We are not DW Griffith we are not Cecil B. DeMills making entertainment for a virulently segregated, Jim Crow America. We have made some progress since then, and for filmmakers not to acknowledge that progress or that shifting audience, is to take a stance against that progress, and against that diverse viewing base.

We are not in the early days of the 20th century, we are in the early days of the 21st and while it is a filmmakers choice whether to be exclusionary or boring or homogeneous to a fault, you do so at the risk of failing to become a better filmmaker. You do so at the risk of making scared, redundant, and repetitive early 20th century films, here in the 21st century.

Well I’ve gone on about the pitfalls of cinema, here 15 years into the 21st century, now let’s discuss the strengths of film. The people I think are portraying an America and a world far more intune to the one I walk through, where heroes can be both Black and White.

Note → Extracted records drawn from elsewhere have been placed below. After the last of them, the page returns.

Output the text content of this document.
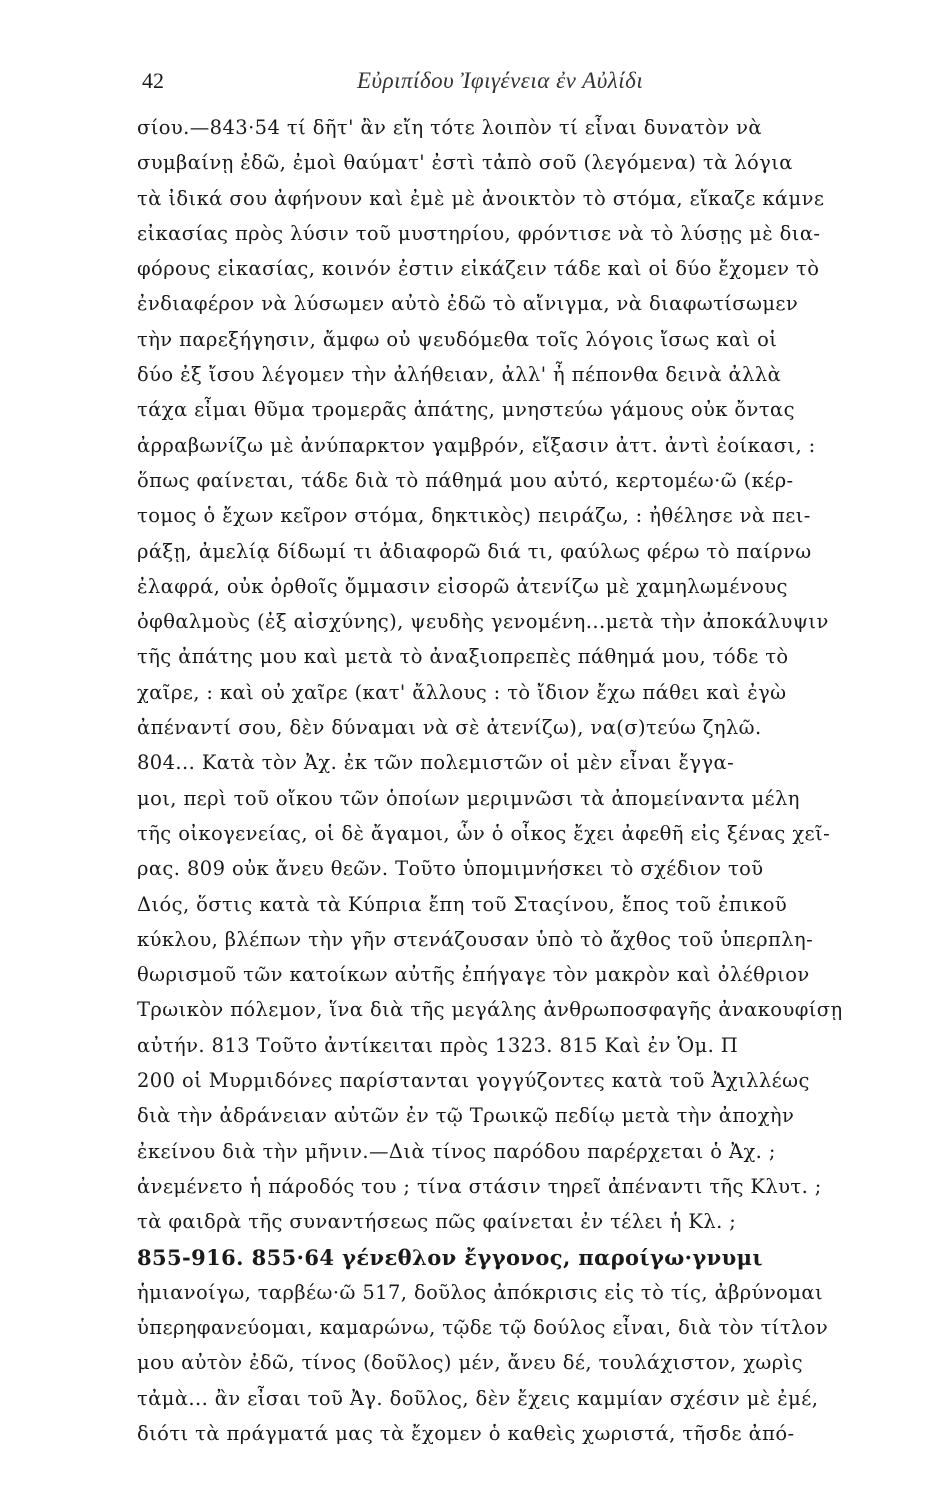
42	Εὐριπίδου Ἰφιγένεια ἐν Αὐλίδι
σίου.—843·54 τί δῆτ' ἂν εἴη τότε λοιπὸν τί εἶναι δυνατὸν νὰ
συμβαίνῃ ἐδῶ, ἐμοὶ θαύματ' ἐστὶ τἀπὸ σοῦ (λεγόμενα) τὰ λόγια
τὰ ἰδικά σου ἀφήνουν καὶ ἐμὲ μὲ ἀνοικτὸν τὸ στόμα, εἴκαζε κάμνε
εἰκασίας πρὸς λύσιν τοῦ μυστηρίου, φρόντισε νὰ τὸ λύσῃς μὲ δια-
φόρους εἰκασίας, κοινόν ἐστιν εἰκάζειν τάδε καὶ οἱ δύο ἔχομεν τὸ
ἐνδιαφέρον νὰ λύσωμεν αὐτὸ ἐδῶ τὸ αἴνιγμα, νὰ διαφωτίσωμεν
τὴν παρεξήγησιν, ἄμφω οὐ ψευδόμεθα τοῖς λόγοις ἴσως καὶ οἱ
δύο ἐξ ἴσου λέγομεν τὴν ἀλήθειαν, ἀλλ' ἦ πέπονθα δεινὰ ἀλλὰ
τάχα εἶμαι θῦμα τρομερᾶς ἀπάτης, μνηστεύω γάμους οὐκ ὄντας
ἀρραβωνίζω μὲ ἀνύπαρκτον γαμβρόν, εἴξασιν ἀττ. ἀντὶ ἐοίκασι, :
ὅπως φαίνεται, τάδε διὰ τὸ πάθημά μου αὐτό, κερτομέω·ῶ (κέρ-
τομος ὁ ἔχων κεῖρον στόμα, δηκτικὸς) πειράζω, : ἠθέλησε νὰ πει-
ράξῃ, ἀμελίᾳ δίδωμί τι ἀδιαφορῶ διά τι, φαύλως φέρω τὸ παίρνω
ἐλαφρά, οὐκ ὀρθοῖς ὄμμασιν εἰσορῶ ἀτενίζω μὲ χαμηλωμένους
ὀφθαλμοὺς (ἐξ αἰσχύνης), ψευδὴς γενομένη...μετὰ τὴν ἀποκάλυψιν
τῆς ἀπάτης μου καὶ μετὰ τὸ ἀναξιοπρεπὲς πάθημά μου, τόδε τὸ
χαῖρε, : καὶ οὐ χαῖρε (κατ' ἄλλους : τὸ ἴδιον ἔχω πάθει καὶ ἐγὼ
ἀπέναντί σου, δὲν δύναμαι νὰ σὲ ἀτενίζω), να(σ)τεύω ζηλῶ.
804... Κατὰ τὸν Ἀχ. ἐκ τῶν πολεμιστῶν οἱ μὲν εἶναι ἔγγα-
μοι, περὶ τοῦ οἴκου τῶν ὁποίων μεριμνῶσι τὰ ἀπομείναντα μέλη
τῆς οἰκογενείας, οἱ δὲ ἄγαμοι, ὧν ὁ οἶκος ἔχει ἀφεθῆ εἰς ξένας χεῖ-
ρας. 809 οὐκ ἄνευ θεῶν. Τοῦτο ὑπομιμνήσκει τὸ σχέδιον τοῦ
Διός, ὅστις κατὰ τὰ Κύπρια ἔπη τοῦ Σταςίνου, ἔπος τοῦ ἐπικοῦ
κύκλου, βλέπων τὴν γῆν στενάζουσαν ὑπὸ τὸ ἄχθος τοῦ ὑπερπλη-
θωρισμοῦ τῶν κατοίκων αὐτῆς ἐπήγαγε τὸν μακρὸν καὶ ὀλέθριον
Τρωικὸν πόλεμον, ἵνα διὰ τῆς μεγάλης ἀνθρωποσφαγῆς ἀνακουφίσῃ
αὐτήν. 813 Τοῦτο ἀντίκειται πρὸς 1323. 815 Καὶ ἐν Ὁμ. Π
200 οἱ Μυρμιδόνες παρίστανται γογγύζοντες κατὰ τοῦ Ἀχιλλέως
διὰ τὴν ἀδράνειαν αὐτῶν ἐν τῷ Τρωικῷ πεδίῳ μετὰ τὴν ἀποχὴν
ἐκείνου διὰ τὴν μῆνιν.—Διὰ τίνος παρόδου παρέρχεται ὁ Ἀχ. ;
ἀνεμένετο ἡ πάροδός του ; τίνα στάσιν τηρεῖ ἀπέναντι τῆς Κλυτ. ;
τὰ φαιδρὰ τῆς συναντήσεως πῶς φαίνεται ἐν τέλει ἡ Κλ. ;
855-916. 855·64 γένεθλον ἔγγονος, παροίγω·γνυμι
ἡμιανοίγω, ταρβέω·ῶ 517, δοῦλος ἀπόκρισις εἰς τὸ τίς, ἀβρύνομαι
ὑπερηφανεύομαι, καμαρώνω, τῷδε τῷ δούλος εἶναι, διὰ τὸν τίτλον
μου αὐτὸν ἐδῶ, τίνος (δοῦλος) μέν, ἄνευ δέ, τουλάχιστον, χωρὶς
τἀμὰ... ἂν εἶσαι τοῦ Ἀγ. δοῦλος, δὲν ἔχεις καμμίαν σχέσιν μὲ ἐμέ,
διότι τὰ πράγματά μας τὰ ἔχομεν ὁ καθεὶς χωριστά, τῆσδε ἀπό-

In the Hollywood system the names are few, but welcome, and waiting… waiting for viewers, reviewers, actors, writer, producers, studios, and directors to recognize there is an inequity, a growing one, at the heart of our fictions, that much be addressed to make our cinema and ourselves… better.

Those filmmakers are (among others):

The late great Gordon Parks
The late great Tony Scott
The very much with us and Great Michael Mann
The very much with us and Great and underutilized Carl Franklin
Sergio Leonne
Ossie Davis

Very, very different directors, but what they were all able to do, sometimes for a single movie, sometimes for multiple movies, is something so rarely done in Hollywood today that it’s like there is an unofficial Hayes code prohibiting it…

…prohibiting having a movie with a character of color or Black character as both heroic protagonist and a male with a functioning libido, who doesn’t have to die or be sacrificed for the majority. 🙂

Outside of the great explosion of films in the 70s extending a bit into the 80s, and the subsequent eradication of locally controlled/independent theaters, The Heroic, virile Black hero has become a scare commodity on Theatrical screens.

Which is why when it gets done well… these days, such as in Peter Berg’s poorly named and badly marketed HANCOCK… the film becomes a wild success. Because there is a large population starved for empowering images of themselves. 2013 with its BUTLER and FRUITYVALE STATION and 12 YEARS A SLAVE, showcases Hollywood’s debasement attitude when it comes to theatrical releases. “Multiple characters of color? You better be a comedy, or telling us about getting your ass whupped.” 🙂 .

Hence 2013s abundance of films of victimization, while they should be valid stories that have their place, if you counter them with just as many films of triumph, or winning, or adventure, or thrilling action and heroism. However the Heroic Tale is a rare one, and that is the failing of the system we have to change. Without the heroic myth to contrast it, tales of victimization are just an assault, a tool, a club… to beat a population into shape.